Rémunération du congé d’accompagnement de fin de vie.L'Assemblée Nationale a adopté une proposition de loi relative à la création d’une allocation d'accompagnement de fin de vie. Je suis l'affaire et ne manquerai pas de vous tenir informées.
Une proposition de loi a fait l’unanimité à l’Assemblée Nationale : quelle que soit leur sensibilité politique, les députés ont tous voté pour la création d’une allocation qui permettra aux français de rester au côté d’un proche en fin de vie.
Jusqu’à présent, tout employé désirant accompagner un proche atteint d’une maladie fatale était autorisé à prendre jusqu'à trois mois de congé « de solidarité ». Ce congé n’était cependant pas rémunéré. Désormais, la nouvelle loi va permettre l'attribution d’une allocation journalière de 49 euros, limitée à trois semaines, pour l'accompagnement à domicile d'un proche en fin de vie.
Le texte prévoit que cette allocation sera proposée aux personnes accompagnant à domicile un « patient en phase avancée ou terminale d’une affection grave et incurable quelle qu’en soit la cause ». Les accompagnants doivent être un « ascendant, un descendant, un frère, une sœur ou une personne partageant le domicile du patient ».

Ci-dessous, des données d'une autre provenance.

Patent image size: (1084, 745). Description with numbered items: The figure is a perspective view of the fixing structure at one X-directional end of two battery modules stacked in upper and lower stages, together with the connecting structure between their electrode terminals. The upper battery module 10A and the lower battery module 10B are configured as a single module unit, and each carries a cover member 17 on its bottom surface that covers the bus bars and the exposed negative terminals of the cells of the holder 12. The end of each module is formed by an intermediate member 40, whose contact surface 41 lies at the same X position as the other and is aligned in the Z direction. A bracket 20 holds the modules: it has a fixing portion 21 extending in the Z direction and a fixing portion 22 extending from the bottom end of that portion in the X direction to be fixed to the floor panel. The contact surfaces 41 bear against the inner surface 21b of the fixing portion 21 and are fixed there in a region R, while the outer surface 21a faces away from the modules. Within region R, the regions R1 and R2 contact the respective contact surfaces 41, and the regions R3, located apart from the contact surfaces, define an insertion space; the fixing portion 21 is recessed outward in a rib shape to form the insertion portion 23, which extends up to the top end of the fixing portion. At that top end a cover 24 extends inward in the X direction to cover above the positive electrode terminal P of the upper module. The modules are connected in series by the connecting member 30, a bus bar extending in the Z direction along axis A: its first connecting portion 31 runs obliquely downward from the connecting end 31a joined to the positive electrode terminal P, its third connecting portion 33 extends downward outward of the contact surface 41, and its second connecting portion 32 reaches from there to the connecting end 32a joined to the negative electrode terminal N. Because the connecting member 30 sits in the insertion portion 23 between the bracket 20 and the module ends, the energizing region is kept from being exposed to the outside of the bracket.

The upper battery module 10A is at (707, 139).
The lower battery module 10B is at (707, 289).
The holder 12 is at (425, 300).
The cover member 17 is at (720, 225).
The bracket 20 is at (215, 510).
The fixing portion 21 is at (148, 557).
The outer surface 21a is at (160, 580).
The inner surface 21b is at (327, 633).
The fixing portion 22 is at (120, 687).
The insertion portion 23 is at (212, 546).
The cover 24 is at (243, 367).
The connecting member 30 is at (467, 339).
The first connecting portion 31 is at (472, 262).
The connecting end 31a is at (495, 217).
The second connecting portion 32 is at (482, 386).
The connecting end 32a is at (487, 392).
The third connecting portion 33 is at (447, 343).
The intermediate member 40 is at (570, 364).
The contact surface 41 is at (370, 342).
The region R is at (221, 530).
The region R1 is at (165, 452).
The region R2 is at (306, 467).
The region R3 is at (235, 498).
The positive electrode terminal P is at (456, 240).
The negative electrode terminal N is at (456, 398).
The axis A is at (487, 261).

L’allocation sera financée par le régime de l’assurance maladie. Le coût de cette mesure, estimé à 20 millions d’euros, devrait être minimisé par la diminution du recours aux arrêts maladies frauduleux.
A l'issue du vote de la loi, la ministre de la Santé, Roselyne Bachelot, a déclaré : « c'est un texte de civilisation, qui veut resituer l'homme dans son parcours de dignité ».